Often when you have a greater insight into something you can see it happen slowly in front of your eyes and the final 15 seconds of the overtime of the men’s 3x3 final is etched in my brain.
It was 15:15 and it was the first to 2 points to win in overtime, with Australia taking a 1 point shot first to go 1 up.
That meant that England needed to score 2 to win and not give the ball back to Australia or else all they had to do was to score the easier 1 point and they had it.
England missed the 2-point shot, Australia missed another and then they missed another all in the space of about 10 seconds.
And then the rebound from the oh so almost in 2-point effort from Australia fell to Myles Hesson, the young lad from Birmingham on his home court in front of his home audience in the biggest basketball game of his life.
And so, then everything slowed down to about a tenth speed for me as the ball headed towards his hands because he was down at the right hand corner of the court on the baseline outside the 3-point line, in that little corner that hosts one of the hardest shots in basketball.

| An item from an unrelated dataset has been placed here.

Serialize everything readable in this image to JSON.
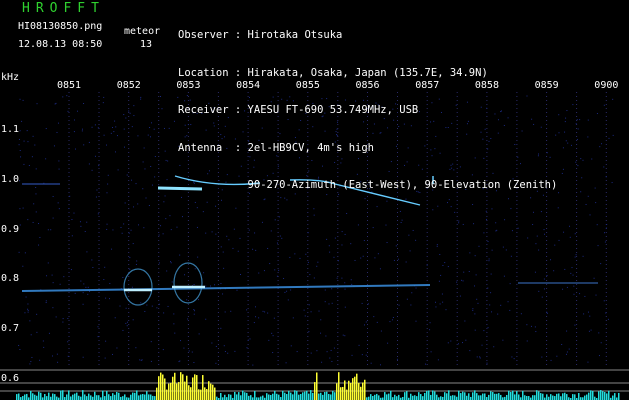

This is so difficult because all you have is the sight of a hoop with no backboard and therefore no depth perception at all in which to range your shot even though you’re shooting for one of the furthest points out.
But it was so obvious that he was always going to score.
By the time the ball landed in his hands he had a full second or a second and a half before anyone could get near him to see it.
60-90 seconds to take it all in and understand what had just happened to him and what fate had given him.
He was never, ever going to miss that shot and it never even touched the sides.
He nailed one of the hardest shots in basketball to win a gold medal for England in the Commonwealth Games on his home court to set off pandemonium in the little 3x3 stadium.
I’m not even sure if I cheered (I was cheering a lot for England) such was my appreciation of what had just happened.
But then, on that occasion, I saw the world differently from everybody else in the stadium (and they saw differently from me).
The following night I found myself trying to explain to a group of dentists how important it is to understand that when you meet someone new for the first time you have to try to see the world through their eyes.
My daughter, Grace, was sat beside me at the basketball and afterwards we spoke to each other and she thought it was one of the greatest sporting things she’d seen in her life, but she didn’t see what I saw (and of course I never saw what she saw).
Hers was much more a story of redemption of the rise again of British basketball as 4 young men (1 from her university hometown) became heroes against the odds having won the first English basketball gold medal.
Mine was technical, in awe of brilliant execution and appreciation of skill and talent and hard work and effort and guts but both of us enjoyed it just the same.
I can appreciate why Grace loved the 3x3 and she can appreciate why I did and together we can appreciate that together.
Understanding that type of empathy and applying it to the people you meet for the first time (not just seeing them as someone you might fire a titanium bolt at) might perhaps be the route to the most wonderful and satisfying and successful (and dare I saw it, profitable) career you could imagine.